VetsRoll was founded in 2010 by John and Mark Finnegan, who wanted to do something special in memory of their father, Cy, who served in the South Pacific during WWII. He died of cancer in 2000 before getting a chance to visit the memorials in Washington, D.C. After learning of the Honor Flight program, the brothers, who own Finnegan’s RV Center in South Beloit, Illinois, came up with a motor coach trip as a less physically demanding alternative.
“We’re not in competition with Honor Flight. It’s just an alternative way to honor that generation,” Mark Finnegan said. “The concept has been embraced by the public so well.”

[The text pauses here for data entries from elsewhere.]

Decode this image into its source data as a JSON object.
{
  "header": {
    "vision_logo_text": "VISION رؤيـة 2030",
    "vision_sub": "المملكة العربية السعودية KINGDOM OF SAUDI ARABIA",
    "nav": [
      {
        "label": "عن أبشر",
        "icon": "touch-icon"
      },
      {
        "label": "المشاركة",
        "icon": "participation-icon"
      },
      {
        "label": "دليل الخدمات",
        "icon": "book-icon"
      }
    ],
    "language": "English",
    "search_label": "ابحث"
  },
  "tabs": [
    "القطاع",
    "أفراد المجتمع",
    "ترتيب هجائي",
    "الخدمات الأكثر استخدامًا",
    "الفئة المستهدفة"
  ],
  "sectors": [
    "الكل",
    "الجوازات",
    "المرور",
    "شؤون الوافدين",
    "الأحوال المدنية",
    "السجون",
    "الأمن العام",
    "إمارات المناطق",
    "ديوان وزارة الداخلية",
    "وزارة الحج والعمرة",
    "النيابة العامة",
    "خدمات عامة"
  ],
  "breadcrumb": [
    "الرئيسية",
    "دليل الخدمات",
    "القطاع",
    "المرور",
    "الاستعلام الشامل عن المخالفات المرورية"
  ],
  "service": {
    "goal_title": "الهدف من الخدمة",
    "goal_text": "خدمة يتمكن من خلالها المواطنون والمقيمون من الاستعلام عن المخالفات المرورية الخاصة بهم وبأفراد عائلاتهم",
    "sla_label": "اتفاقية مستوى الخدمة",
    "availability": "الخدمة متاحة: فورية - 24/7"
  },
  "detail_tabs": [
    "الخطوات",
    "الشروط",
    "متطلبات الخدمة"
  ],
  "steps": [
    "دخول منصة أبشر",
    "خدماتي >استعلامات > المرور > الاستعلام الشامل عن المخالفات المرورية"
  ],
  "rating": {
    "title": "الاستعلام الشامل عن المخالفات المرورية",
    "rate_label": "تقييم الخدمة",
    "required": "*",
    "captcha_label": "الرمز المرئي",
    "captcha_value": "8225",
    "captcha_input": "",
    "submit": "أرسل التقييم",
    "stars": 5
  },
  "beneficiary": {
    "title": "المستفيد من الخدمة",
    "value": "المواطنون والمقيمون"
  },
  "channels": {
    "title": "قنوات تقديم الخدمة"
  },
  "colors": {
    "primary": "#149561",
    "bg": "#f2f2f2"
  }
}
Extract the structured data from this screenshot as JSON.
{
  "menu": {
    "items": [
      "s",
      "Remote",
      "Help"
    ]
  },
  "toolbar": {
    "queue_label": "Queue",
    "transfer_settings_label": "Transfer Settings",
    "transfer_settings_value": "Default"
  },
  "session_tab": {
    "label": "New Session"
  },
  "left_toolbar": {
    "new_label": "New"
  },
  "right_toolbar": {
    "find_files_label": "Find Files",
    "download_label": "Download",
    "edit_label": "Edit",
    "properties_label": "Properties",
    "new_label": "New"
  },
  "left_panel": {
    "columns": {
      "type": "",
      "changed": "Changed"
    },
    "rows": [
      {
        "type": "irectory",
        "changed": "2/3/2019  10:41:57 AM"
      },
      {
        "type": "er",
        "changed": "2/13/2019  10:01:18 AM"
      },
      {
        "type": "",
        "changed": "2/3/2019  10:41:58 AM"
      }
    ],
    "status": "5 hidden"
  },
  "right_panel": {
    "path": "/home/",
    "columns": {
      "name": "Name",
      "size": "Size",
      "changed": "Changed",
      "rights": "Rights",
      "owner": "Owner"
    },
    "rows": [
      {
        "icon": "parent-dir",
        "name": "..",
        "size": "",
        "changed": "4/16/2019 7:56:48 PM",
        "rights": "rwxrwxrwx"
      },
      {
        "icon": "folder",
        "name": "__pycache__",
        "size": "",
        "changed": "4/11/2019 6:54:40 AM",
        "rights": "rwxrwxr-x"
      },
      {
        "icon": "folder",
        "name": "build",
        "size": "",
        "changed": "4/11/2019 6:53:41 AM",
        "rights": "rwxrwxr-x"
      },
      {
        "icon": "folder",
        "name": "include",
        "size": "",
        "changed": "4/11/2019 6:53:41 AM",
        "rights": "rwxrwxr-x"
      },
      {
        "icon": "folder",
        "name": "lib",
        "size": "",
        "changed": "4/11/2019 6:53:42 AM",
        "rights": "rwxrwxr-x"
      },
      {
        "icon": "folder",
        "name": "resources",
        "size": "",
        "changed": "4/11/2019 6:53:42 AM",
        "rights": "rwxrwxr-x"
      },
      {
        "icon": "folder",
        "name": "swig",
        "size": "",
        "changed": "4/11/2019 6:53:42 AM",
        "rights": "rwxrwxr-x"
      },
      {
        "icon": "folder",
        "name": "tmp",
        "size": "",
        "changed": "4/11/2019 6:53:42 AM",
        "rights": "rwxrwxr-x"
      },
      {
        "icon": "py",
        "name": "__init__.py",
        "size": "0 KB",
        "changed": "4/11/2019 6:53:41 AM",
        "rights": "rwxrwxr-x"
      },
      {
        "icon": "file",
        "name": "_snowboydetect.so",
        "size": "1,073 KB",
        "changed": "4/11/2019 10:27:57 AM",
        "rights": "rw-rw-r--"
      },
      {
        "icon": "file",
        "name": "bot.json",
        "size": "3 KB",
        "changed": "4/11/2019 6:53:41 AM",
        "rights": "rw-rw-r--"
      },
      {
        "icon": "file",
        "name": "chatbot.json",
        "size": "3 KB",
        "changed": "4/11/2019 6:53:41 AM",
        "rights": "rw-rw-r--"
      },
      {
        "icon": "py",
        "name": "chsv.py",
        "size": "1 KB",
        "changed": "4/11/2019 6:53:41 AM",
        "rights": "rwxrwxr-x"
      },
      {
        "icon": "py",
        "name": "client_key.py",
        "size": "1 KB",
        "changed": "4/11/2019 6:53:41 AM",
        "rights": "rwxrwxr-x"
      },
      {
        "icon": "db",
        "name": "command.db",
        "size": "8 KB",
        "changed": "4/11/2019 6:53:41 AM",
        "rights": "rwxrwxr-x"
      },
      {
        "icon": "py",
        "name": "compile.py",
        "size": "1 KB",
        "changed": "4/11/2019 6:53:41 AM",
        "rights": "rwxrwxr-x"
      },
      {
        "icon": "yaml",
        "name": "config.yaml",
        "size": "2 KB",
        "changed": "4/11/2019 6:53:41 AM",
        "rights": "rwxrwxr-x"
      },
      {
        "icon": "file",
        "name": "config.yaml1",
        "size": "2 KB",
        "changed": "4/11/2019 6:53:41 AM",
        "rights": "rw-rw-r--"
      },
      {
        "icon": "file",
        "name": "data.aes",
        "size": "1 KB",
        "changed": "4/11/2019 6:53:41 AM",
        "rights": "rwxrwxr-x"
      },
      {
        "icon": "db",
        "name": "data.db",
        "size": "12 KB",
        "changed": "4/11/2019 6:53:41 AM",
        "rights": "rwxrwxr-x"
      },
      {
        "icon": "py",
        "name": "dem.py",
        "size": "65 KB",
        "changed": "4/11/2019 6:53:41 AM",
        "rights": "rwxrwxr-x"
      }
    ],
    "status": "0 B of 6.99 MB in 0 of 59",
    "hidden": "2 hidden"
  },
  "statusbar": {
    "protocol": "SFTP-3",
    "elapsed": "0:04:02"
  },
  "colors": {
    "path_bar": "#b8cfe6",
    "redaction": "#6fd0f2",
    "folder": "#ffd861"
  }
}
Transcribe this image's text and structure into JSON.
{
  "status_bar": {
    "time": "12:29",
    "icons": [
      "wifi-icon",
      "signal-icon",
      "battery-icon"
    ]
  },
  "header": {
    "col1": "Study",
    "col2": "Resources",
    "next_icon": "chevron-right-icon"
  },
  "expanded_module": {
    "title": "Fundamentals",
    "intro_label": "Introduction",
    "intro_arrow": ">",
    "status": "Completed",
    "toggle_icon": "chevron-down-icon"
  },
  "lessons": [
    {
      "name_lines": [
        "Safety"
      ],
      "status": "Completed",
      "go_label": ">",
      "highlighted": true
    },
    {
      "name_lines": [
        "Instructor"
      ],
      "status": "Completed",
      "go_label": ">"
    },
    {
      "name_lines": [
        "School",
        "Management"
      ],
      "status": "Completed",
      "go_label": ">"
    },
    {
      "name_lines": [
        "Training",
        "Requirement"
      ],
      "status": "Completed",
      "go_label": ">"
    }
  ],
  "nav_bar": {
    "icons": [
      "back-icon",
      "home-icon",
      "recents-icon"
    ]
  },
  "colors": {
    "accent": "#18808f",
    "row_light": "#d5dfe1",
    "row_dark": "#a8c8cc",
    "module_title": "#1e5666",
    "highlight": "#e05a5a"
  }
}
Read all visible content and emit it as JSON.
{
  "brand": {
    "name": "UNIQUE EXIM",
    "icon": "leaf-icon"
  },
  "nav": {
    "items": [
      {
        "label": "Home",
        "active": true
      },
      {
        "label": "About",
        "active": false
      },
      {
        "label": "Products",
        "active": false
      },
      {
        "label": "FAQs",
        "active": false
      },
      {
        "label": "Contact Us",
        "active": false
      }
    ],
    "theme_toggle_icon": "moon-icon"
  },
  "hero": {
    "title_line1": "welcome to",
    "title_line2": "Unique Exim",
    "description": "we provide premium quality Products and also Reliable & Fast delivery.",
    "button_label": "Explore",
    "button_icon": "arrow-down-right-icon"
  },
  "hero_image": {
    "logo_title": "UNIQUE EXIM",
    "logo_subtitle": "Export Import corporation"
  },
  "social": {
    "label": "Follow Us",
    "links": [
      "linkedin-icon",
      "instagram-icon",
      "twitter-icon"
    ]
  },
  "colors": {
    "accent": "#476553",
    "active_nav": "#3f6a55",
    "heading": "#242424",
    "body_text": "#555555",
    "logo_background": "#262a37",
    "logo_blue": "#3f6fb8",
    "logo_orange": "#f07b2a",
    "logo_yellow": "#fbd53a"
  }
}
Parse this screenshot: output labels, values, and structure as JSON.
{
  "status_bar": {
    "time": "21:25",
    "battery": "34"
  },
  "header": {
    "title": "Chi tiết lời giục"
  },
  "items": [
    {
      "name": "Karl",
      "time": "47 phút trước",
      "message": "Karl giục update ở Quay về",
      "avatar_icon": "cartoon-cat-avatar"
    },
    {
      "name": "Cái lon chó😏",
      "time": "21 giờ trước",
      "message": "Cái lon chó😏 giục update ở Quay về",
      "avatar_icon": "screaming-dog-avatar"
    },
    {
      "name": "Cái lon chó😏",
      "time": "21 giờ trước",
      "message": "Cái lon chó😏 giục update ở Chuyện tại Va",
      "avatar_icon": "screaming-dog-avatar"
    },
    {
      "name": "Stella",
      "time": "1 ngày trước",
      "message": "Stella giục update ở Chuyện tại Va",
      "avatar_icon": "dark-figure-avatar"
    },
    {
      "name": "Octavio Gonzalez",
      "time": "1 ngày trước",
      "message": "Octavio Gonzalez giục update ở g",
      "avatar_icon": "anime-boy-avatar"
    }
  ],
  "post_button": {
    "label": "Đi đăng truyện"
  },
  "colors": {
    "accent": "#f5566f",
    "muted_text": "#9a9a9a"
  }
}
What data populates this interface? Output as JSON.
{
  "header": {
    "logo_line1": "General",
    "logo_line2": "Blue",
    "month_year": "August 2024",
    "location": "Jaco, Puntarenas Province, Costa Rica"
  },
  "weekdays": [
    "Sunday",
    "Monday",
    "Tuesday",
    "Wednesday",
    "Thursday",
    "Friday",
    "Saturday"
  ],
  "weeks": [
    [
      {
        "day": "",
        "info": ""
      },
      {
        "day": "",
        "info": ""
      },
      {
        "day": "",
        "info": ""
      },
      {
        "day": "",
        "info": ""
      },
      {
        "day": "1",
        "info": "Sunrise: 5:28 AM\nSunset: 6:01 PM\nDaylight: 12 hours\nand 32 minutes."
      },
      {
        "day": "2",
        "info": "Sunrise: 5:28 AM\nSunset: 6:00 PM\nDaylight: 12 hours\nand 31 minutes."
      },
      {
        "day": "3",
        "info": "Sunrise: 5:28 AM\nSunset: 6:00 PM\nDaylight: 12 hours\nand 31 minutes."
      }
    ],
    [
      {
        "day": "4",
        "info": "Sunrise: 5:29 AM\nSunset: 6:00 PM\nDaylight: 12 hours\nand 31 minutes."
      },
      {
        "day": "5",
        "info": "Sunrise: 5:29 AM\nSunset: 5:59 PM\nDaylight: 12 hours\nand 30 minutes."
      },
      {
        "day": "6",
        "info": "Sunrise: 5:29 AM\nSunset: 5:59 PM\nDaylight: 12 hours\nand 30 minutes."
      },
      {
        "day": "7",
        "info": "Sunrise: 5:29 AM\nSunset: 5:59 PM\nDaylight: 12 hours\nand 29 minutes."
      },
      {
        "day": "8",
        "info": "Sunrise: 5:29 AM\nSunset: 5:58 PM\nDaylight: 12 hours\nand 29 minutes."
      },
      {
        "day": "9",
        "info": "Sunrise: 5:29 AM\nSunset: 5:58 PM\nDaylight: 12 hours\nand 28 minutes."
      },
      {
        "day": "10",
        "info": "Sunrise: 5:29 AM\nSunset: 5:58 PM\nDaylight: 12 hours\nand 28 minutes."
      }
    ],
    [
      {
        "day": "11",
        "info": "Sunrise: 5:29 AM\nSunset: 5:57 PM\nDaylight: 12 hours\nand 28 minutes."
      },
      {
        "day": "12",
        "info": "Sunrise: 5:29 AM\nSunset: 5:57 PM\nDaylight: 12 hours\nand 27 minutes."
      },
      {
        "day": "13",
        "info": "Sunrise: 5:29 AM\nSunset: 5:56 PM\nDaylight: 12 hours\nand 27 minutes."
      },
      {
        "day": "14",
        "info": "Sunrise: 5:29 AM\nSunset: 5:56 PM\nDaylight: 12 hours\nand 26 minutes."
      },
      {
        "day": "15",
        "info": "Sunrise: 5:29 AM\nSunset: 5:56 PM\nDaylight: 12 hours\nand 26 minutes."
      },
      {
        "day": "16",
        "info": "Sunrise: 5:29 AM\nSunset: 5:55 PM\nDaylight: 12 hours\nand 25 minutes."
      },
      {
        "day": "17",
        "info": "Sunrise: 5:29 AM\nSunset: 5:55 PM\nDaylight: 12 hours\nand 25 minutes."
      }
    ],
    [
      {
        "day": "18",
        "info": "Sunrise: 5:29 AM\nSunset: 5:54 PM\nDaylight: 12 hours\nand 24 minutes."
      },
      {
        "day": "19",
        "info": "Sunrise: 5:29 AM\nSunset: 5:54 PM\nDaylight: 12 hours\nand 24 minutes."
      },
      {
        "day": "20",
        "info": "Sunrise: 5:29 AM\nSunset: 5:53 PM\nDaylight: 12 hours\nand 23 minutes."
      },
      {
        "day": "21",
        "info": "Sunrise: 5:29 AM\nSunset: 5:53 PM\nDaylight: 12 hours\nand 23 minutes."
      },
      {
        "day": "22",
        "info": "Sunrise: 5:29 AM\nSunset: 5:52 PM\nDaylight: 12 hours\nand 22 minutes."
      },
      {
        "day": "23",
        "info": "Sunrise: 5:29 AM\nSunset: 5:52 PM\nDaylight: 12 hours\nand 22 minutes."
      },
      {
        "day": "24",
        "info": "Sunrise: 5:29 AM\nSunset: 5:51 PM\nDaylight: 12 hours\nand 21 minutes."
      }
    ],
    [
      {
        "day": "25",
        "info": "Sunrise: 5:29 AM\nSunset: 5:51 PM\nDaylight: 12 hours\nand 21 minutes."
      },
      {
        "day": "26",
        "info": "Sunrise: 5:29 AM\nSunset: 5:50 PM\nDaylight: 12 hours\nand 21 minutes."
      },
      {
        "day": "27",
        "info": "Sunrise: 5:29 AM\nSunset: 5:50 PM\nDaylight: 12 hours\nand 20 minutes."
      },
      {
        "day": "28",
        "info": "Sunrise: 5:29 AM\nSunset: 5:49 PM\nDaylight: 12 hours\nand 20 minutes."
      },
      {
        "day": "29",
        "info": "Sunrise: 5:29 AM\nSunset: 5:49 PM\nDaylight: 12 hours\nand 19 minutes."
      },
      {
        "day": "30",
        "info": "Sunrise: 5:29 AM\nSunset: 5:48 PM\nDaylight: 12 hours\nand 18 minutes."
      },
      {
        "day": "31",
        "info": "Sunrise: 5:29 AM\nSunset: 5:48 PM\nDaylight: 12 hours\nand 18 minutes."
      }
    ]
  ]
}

It takes about $300,000 to cover the costs of each trip. Every bus is equipped with a wheelchair lift and makes stops every three and a half hours to allow vets to stretch their legs, refresh and use the bathroom. In addition, five other buses are sent out into Wisconsin and northern Illinois the day before departure to pick up and deliver veterans to Beloit, where they stay in a hotel the night before the caravan leaves for Washington, D.C. Others, like a 95-year-old WWII veteran from Wyoming, one who is a Pearl Harbor survivor, and another, a fighter ace with 23 confirmed kills, will fly into area airports.
This year’s trip leaves on a Sunday with the first overnight in Dayton, Ohio, along with a visit to the National Aviation Museum at Wright-Patterson Air Force Base. The stop includes a mail call after dinner at the base’s officer’s club where 10,000 letters will be handed out, some from school children and strangers but also from family and friends.
May 19 takes the group to a hotel in Hagerstown, Maryland, just outside Washington, D.C., with a full day spent on Tuesday touring the memorials. After another night in Hagerstown, the group buses back to Beloit under police escort and hundreds of motorcyclists on May 21. When they arrive back in Wisconsin, 1,200 flags will line Highway 51. Fireworks are planned at Beloit’s Eclipse Center when the vets get off the buses.
“We just have an incredible group of supporters,” Finnegan said.
Lone Rock has fewer than 900 residents and is referred to as “the coldest in the nation … with the warmest heart.” The community’s support of the veterans shows that the billboard on the village’s east side with the slogan is accurate.
Fay Cozine, 80, was a photographer in the Air Force during the Korean War. The Kentucky native met her husband, Bill, a New York native, while stationed in Del Rio, Texas. They moved to Spring Green in 1971 where they raised five children and where Bill worked as a manufacturers’ rep. Fay, who is going on the VetsRoll trip this year, said her husband went in 2013 and came back renewed.
“It changed his life,” Fay Cozine said. “It was a great trip. He’s still talking about it.”
Of course, get a bunch of veterans together and the stories flow.
Several mentioned their pay, which ranged from $26 a month during WWII and up to $92 a month during Korea. Herman Kaldenberg, 90, of Lone Rock, told of serving in the Philippines and Japan during WWII while Bernhagen told of almost getting off a ship in Korea but being diverted to Alaska to help test cold-weather gear and sleeping in a nine-man tent heated with a barrel stove.
Clarence Pulvermacher, 84, of Muscoda, remembered his year and a half in Fairbanks, Alaska. There was plenty of warm clothing provided so getting cold was no excuse, his commanders told him.
“If you got frostbitten, it was a court-martial,” Pulvermacher said.